Ideas are shaping the future
From the national capitals to the African Union Headquarters in Addis Ababa and the United Nations headquarters in New York, the future is increasingly being shaped by those who invest in the generation of new knowledge and ideas. New knowledge and ideas are shaping policy and governance narratives and in many cases enabling people to monopolize the spaces for policy conversation and dialogue. In the hallways of the African Union, major policy agendas with profound policy implications for individuals, households, communities, nations, gender and different demographic communities are emerging
The governance and development agenda of the continent is vast and changing in a variety of ways. In the political arena, the African Union has adopted a number of instruments covering democracy, rule of law, elections, accountability and many others. Many of these instruments are rarely followed or are hardly known. The processes through which they are developed remain the preserve of public sector bureaucrats and there are hardly any clear mechanisms or political will to translate them into practice. Critical citizen constituencies such as professional bodies, religious formations, trade unions or civil society continue to play at the fringes of the continental political discourse largely transacted within the barricaded architecture of the African Union.
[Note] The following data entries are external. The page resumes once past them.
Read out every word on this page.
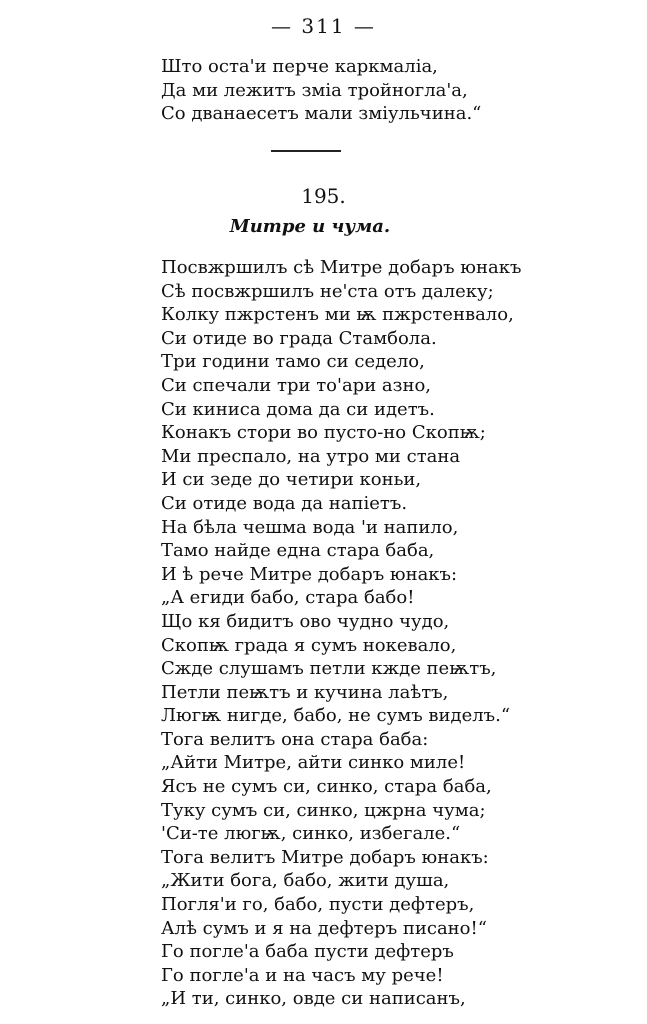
— 311 —
Што оста'и перче каркмаліа,
Да ми лежитъ зміа тройногла'а,
Со дванаесетъ мали зміульчина.“
195.
Митре и чума.
Посвжршилъ сѣ Митре добаръ юнакъ
Сѣ посвжршилъ не'ста отъ далеку;
Колку пжрстенъ ми ѭ пжрстенвало,
Си отиде во града Стамбола.
Три години тамо си седело,
Си спечали три то'ари азно,
Си кинисa дома да си идетъ.
Конакъ стори во пусто-но Скопѭ;
Ми преспало, на утро ми стана
И си зеде до четири коньи,
Си отиде вода да напіетъ.
На бѣла чешма вода 'и напило,
Тамо найде една стара баба,
И ѣ рече Митре добаръ юнакъ:
„А егиди бабо, стара бабо!
Що кя бидитъ ово чудно чудо,
Скопѭ града я сумъ нокевало,
Сжде слушамъ петли кжде пеѭтъ,
Петли пеѭтъ и кучина лаѣтъ,
Люгѭ нигде, бабо, не сумъ виделъ.“
Тога велитъ она стара баба:
„Айти Митре, айти синко миле!
Ясъ не сумъ си, синко, стара баба,
Туку сумъ си, синко, цжрна чума;
'Си-те люгѭ, синко, избегале.“
Тога велитъ Митре добаръ юнакъ:
„Жити бога, бабо, жити душа,
Погля'и го, бабо, пусти дефтеръ,
Алѣ сумъ и я на дефтеръ писано!“
Го погле'а баба пусти дефтеръ
Го погле'а и на часъ му рече!
„И ти, синко, овде си написанъ,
A series of continental development policy frameworks have been adopted since 2000. The New Economic Partnership for Africa’s Development (NEPAD) and the African Peer Review Mechanism (APRM) brought promise and hope to a continent that was on a path to claim the first decade of the 21st century. In a 2010 report titled Lions on the Move, McKinsey Global Institute pointed out that Africa’s collective GDP in 2008 was estimated at $1.6 trillion. The report further estimated that consumer spending for the same year was $860 billion presenting considerable growth potential and opportunities for business. A combination of efforts at deepening regional integration, changing demographic structure, increased participation of women and a vibrant young population are generating a sense of optimism about the prospects of business opportunity on the continent.
The entry into force of the Africa Free Trade Area (AfCFTA) agreement in May 2019 was heralded as another new beginning. The agreement is projected to create the largest free trade area in the world measured by the number of countries participating. It will connect Africa’s 1.3 billion people across 55 countries with a combined gross domestic product (GDP) estimated at $3.4 trillion. A host of other continental strategies such as African Mining Vision, Green Recovery Action plan 2021-2027 and many others have been adopted although there is evidence that a broader cross-section of the African people don’t know their existence or the opportunities they present.
The fundamental challenge for the continent is how to get more African peoples engaged in the conversations about the present and the future governance and development trajectory. There are not many forums outside officialdom where African’s talk about these commitments by African heads of state and African Union bureaucrats. Most of the citizens’ conversations are located in national spaces as such conversations are often led by national level civic organizations. There are very few think tanks that are dedicated to study and understand complex regional issues and public policy responses to emerging policy challenges. Most of the think tanks in the sub-region are national in character or mainly pursue national policy agenda.
The Great Lakes Policy Round Table Series, therefore, are purposed to draw together thinkers, academicians, business leaders, civil society activists, government officials, media, policymakers and practitioners with interest in the Great Lakes and its geo-politics. The initiative is non-partisan and is hosted at the Great Lakes Institute for Strategic Studies (GLISS)
What do we seek to accomplish?
The overall objective of the Great Lakes Policy Round Table Series is to encourage and sustain a bipartisan dialogue on contemporary and emerging governance and public policy issues affecting the African continent. Our commitment is to get Africans from all segments of society talking about African issues as well as other issues that impact the continent.
The Series aim at pursuing the following specific objectives:
- Convene regular dialogues on governance and public policy;
- Publish think pieces in the Great Lakes Policy Updates;
- Support African governments and AU institutions in policy outreach.
The Great Lakes Round Table Series is designed to evolve as a dynamic and interactive platform where Africa relevant knowledge on governance and public policy is generated, shared and disseminated.
The Great Lakes Round Table Series are convened both as physical and virtual events. The mode of convening is designed to ensure the widest participation of Africans both on the continent and in the diaspora. Deliberate efforts are made to ensure there is full participation of women, young people and citizens engaged in informal businesses. The Series will also use a variety of modes of presentations including guest speakers, panel presentations and guest lecture sessions, among others.
About Great Lakes Institute for Strategic Studies (GLISS)
Great Lakes Institute for Strategic Studies (GLISS) is an independent regional policy think tank based in Kampala, Uganda. Our work is organized around 6 broad programme areas: democracy and rule of law; regional security governance; inclusive growth and development; cyber policy and digital rights; strategic minerals and oil governance, and climate change and climate finance. Our four-pillar business model focuses on the use of evidence to inform public policies that improve the delivery of public services that create a positive impact in transforming communities.